Processo de impeachment

Dilma se exalta com pergunta sobre "incompetência" feita por jornalista da Al Jazeera

Do UOL, em São Paulo

A ex-presidente Dilma Rousseff se exaltou com questionamentos feitos pelo jornalista Mehdi Hasan, do programa "UpFront", da rede de televisão Al Jazeera, do Catar. Um vídeo divulgado nesta sexta-feira (16) na página do programa no Facebook mostra uma parte da conversa entre os dois, que aconteceu no Rio de Janeiro, onde a ex-presidente vive desde que deixou o Palácio do Planalto, em agosto deste ano, após sofrer um processo de impeachment.

A íntegra da entrevista para o UpFront será veiculada nesta sexta, às 17h30 (horário de Brasília).

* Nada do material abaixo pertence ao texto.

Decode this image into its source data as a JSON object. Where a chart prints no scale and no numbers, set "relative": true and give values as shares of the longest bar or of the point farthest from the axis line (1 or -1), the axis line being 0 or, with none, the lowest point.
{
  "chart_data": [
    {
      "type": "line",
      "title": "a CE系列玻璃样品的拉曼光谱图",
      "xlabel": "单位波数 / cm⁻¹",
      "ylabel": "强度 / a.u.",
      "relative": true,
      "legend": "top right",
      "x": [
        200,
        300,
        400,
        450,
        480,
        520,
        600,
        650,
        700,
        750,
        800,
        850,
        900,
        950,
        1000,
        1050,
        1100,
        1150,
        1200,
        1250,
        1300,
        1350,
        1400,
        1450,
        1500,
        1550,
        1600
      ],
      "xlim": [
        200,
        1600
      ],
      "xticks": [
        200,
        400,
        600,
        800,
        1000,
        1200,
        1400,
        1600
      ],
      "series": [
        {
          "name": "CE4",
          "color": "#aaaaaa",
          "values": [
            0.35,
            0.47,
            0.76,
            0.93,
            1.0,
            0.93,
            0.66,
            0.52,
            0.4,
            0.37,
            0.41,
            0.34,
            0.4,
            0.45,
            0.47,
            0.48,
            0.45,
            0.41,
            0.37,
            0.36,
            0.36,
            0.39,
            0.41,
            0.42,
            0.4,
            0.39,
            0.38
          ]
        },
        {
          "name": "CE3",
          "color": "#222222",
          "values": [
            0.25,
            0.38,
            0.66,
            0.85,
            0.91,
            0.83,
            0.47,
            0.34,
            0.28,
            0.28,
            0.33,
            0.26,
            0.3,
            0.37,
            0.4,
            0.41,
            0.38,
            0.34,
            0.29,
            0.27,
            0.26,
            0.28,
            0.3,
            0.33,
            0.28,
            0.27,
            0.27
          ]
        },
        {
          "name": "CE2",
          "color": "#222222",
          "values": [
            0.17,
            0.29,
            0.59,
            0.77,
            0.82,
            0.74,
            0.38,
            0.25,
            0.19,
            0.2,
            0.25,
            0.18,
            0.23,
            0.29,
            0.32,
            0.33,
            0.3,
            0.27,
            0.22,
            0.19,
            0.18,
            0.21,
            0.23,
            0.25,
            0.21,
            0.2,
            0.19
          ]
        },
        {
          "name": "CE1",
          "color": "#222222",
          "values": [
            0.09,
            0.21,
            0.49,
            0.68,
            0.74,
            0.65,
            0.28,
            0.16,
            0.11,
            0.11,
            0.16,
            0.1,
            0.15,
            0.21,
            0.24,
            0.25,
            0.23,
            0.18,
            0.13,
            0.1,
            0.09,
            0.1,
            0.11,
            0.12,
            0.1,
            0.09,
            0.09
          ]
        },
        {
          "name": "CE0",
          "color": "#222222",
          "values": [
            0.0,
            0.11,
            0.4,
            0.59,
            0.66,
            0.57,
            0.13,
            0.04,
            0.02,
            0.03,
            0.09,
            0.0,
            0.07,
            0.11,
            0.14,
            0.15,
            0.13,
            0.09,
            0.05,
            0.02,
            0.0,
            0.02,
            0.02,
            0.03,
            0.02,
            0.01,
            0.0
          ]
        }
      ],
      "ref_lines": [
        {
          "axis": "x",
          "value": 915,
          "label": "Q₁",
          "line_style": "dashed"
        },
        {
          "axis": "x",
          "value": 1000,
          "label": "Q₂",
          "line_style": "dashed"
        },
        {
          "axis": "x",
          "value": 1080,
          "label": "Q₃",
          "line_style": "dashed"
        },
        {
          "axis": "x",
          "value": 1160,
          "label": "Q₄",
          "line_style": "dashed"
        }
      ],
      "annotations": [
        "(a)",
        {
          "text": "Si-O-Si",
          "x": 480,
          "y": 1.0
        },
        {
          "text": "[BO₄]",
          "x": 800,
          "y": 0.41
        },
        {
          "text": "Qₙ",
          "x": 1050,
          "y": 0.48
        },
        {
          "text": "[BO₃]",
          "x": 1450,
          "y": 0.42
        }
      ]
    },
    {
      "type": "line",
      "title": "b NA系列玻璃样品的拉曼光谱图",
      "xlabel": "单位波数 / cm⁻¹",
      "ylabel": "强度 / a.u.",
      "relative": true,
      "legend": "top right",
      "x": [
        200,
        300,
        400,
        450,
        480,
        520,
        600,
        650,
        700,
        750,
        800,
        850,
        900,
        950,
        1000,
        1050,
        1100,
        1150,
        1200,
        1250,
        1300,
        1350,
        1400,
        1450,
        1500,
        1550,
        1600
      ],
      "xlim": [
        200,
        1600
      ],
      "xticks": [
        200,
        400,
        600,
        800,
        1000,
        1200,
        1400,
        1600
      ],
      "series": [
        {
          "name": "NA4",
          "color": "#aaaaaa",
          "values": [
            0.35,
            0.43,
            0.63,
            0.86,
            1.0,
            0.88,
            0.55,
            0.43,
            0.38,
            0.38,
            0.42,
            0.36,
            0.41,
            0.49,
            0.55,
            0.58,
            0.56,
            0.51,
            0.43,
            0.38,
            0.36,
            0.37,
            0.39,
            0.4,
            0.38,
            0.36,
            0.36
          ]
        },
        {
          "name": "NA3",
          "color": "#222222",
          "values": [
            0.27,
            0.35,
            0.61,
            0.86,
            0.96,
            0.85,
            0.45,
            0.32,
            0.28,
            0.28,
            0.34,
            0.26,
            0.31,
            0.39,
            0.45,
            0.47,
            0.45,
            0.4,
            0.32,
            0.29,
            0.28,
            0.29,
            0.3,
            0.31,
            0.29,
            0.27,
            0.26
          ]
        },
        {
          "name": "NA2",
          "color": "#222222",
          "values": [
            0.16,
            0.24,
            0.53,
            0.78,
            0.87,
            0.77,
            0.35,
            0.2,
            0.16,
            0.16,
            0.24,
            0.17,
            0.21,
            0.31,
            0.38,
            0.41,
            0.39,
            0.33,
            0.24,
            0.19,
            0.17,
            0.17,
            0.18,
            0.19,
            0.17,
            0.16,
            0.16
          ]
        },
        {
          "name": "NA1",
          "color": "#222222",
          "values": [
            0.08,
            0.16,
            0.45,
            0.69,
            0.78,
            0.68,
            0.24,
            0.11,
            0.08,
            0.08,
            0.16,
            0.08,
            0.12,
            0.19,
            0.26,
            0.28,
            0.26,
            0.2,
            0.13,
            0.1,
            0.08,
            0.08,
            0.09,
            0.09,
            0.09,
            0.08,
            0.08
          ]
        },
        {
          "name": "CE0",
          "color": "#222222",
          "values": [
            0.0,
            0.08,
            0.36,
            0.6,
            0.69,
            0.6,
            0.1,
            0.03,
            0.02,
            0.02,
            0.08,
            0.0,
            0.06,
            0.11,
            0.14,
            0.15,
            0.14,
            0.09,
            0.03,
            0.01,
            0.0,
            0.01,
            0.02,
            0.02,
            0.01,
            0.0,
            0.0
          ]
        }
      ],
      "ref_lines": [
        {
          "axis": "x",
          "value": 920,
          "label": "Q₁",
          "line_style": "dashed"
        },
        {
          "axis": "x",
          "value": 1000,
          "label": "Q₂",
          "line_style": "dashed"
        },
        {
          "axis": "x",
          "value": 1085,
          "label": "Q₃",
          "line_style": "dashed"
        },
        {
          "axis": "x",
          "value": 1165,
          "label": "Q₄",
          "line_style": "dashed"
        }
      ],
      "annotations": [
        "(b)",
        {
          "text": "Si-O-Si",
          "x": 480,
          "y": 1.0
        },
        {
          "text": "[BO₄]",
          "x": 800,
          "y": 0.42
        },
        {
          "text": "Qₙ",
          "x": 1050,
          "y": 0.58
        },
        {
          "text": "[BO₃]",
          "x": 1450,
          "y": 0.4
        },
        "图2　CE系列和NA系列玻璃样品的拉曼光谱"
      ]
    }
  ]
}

No trecho, Hasan diz a Dilma que algumas pessoas dizem que se ela sabia o que estava acontecendo dentro da Petrobras, ela seria cúmplice; se ela não sabia, seria incompetente, e conclui perguntando quais das duas opções é a verdadeira. Exaltada, a ex-presidente afirma que o questionamento é "um tipo de escolha de Sofia". "Há uma diferença, e há no mundo inteiro, entre um conselho e uma diretoria executiva. Nem todos os membros da diretoria sabiam que aqueles diretores da Petrobras tinham mecanismos de corrupção e estavam se enriquecendo de forma indevida", responde.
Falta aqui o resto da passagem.